To feed on information held by teams
To be credible during its exchanges with the supplier, the buyer must have first collected as much information and technical details about the project from the departments concerned: technical and / or project manager, lawyer, accountant supplier, among others … It is also up to the buyer to make the link with the teams: for example, in case of request for additional remuneration from the supplier, the buyer must consult the internal services to determine with them if the claim is justified.

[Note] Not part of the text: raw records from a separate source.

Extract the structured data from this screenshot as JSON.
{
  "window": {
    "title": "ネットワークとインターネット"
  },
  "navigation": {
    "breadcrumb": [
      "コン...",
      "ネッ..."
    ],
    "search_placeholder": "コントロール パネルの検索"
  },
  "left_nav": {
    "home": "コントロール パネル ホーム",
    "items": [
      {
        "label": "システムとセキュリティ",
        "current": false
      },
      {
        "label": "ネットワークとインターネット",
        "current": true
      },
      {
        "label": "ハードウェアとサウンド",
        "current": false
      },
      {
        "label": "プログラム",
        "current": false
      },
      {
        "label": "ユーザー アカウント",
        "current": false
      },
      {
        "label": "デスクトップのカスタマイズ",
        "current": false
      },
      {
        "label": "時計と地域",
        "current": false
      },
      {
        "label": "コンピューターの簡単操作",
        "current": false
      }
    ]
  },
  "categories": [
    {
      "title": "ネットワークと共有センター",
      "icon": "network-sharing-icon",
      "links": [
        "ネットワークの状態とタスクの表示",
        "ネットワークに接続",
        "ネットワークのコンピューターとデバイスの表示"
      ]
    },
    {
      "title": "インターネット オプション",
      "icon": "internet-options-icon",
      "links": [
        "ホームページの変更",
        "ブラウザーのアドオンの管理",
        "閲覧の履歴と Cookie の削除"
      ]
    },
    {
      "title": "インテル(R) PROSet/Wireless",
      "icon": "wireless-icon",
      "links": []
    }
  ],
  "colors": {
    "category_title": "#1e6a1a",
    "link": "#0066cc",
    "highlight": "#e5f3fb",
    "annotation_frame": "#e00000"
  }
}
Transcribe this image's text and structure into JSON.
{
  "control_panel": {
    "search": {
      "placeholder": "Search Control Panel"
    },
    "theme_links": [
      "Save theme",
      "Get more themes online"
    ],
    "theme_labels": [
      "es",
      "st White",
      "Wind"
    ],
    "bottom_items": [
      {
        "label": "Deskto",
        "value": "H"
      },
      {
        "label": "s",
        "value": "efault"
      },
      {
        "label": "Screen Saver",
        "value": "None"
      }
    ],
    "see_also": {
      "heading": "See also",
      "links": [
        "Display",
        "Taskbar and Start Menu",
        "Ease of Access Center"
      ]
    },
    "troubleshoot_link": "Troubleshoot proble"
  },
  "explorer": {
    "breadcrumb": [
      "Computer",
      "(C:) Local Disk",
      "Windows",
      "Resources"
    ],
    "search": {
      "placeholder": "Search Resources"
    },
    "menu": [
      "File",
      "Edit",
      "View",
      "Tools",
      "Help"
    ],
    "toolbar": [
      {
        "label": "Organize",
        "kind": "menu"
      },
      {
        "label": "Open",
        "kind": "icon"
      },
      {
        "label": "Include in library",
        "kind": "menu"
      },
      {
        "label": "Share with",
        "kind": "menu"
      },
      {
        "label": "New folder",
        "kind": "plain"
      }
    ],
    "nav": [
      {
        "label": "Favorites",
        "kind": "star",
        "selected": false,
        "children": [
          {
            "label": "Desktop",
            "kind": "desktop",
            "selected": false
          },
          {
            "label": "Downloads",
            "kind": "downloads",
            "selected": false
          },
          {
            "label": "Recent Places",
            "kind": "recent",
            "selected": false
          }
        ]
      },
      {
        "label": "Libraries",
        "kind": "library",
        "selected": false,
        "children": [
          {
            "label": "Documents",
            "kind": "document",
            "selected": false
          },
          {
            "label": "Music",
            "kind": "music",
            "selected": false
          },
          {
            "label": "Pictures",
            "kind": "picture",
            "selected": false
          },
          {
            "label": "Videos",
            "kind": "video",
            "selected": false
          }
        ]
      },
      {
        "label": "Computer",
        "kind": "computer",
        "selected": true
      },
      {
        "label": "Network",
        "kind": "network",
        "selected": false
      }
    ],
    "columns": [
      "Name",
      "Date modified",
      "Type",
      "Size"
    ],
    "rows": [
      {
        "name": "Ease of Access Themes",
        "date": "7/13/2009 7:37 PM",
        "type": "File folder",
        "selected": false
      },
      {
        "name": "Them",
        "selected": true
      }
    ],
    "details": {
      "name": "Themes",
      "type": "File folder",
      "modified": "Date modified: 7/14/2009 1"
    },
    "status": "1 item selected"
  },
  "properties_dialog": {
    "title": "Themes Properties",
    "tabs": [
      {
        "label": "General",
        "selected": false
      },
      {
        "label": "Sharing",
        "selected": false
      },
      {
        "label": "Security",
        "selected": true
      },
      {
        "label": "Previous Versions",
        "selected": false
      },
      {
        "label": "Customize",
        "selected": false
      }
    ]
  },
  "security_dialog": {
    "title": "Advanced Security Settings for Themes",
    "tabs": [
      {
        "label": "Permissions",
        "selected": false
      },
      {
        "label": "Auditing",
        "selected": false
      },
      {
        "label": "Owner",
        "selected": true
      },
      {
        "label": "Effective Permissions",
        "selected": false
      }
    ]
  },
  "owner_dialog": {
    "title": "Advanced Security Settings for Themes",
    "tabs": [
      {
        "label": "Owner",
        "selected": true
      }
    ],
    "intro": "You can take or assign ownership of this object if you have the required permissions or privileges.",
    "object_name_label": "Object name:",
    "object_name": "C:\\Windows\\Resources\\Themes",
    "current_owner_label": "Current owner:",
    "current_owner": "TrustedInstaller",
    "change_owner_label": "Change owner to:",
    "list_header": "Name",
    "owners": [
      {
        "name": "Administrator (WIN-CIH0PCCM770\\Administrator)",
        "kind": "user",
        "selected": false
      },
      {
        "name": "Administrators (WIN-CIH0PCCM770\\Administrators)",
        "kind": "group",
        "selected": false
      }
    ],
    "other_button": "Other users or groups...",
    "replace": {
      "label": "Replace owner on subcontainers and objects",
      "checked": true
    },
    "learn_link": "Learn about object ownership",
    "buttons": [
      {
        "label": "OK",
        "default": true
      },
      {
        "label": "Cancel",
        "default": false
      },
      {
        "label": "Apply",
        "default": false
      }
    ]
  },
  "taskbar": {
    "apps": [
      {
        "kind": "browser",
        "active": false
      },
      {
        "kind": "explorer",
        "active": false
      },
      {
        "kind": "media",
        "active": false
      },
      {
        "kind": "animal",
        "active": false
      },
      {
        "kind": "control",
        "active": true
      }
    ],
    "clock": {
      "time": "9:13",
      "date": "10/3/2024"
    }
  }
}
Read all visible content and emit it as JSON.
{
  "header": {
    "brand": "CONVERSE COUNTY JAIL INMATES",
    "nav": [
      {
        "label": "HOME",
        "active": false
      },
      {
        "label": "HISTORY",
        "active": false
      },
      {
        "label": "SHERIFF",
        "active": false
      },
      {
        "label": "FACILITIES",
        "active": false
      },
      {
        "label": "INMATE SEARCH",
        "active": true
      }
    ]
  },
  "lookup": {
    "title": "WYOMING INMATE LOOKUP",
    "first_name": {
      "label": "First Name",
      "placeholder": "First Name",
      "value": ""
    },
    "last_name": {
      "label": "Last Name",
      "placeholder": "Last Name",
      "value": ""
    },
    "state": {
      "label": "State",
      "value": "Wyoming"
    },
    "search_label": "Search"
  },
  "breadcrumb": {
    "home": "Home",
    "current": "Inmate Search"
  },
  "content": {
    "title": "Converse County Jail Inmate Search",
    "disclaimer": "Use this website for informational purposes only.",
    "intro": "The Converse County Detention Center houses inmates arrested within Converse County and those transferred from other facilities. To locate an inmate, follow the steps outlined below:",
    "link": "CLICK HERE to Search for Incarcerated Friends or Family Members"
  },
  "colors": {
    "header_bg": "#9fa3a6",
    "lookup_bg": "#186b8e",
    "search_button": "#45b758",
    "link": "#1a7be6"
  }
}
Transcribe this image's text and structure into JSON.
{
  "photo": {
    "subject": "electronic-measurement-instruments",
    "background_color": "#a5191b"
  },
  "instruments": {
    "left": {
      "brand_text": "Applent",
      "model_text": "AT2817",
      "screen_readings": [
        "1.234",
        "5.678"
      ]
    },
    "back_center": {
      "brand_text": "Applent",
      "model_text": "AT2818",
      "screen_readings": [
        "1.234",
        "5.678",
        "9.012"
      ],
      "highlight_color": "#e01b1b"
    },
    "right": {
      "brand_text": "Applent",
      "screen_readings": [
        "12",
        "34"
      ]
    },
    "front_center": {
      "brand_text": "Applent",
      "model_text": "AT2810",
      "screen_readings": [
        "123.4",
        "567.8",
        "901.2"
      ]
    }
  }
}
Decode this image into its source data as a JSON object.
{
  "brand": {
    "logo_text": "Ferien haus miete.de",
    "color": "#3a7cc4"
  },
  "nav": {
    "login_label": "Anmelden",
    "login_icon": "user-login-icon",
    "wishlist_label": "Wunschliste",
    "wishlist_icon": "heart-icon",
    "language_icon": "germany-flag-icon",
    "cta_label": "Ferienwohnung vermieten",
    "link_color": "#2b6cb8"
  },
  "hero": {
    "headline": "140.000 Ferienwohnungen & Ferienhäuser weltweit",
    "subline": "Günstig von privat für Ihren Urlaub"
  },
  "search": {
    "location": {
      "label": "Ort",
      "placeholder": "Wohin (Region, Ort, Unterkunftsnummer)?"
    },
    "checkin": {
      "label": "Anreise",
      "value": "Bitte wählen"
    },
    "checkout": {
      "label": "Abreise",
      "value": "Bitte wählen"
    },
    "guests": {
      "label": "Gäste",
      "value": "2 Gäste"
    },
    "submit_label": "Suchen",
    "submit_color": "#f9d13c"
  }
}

Guarantee a clear communication process and a relationship of trust with the supplier
At the beginning of the contract, the supplier may be in direct contact with the technical prescriber and / or the project manager to understand the technical complexities of the project. To avoid being exposed to nonsense or contradictory information, it is essential that the buyer positions himself as the main contact for the supplier by centralizing the remarks to guarantee the commitments of each. Mastering the communication with the supplier is also developing a relationship of trust with him: his support will be appreciated in case of difficulties on the project. Organizing meetings, knowing how to listen well and question the supplier, is to create an environment favorable to the good development of the project. It is also a way to avoid potential hidden costs and thus guarantee control of the Total Cost of Ownership (TCO): the overall cost of the service including direct and indirect expenses.
Track items exchanged with the supplier …
The buyer must be able to have at any time the following information: the additional remuneration costs requested by the service provider, milestones stages of progress, billing and payment status … for this, it is essential that the buyer has effective tracking tools.
… to better anticipate risks
The worst case scenario is the termination of a contract by a major supplier in the middle of the project. Avoiding this situation is the challenge of the contract management that combines supplier relationship and cost monitoring, to better predict the movements of the subcontractor!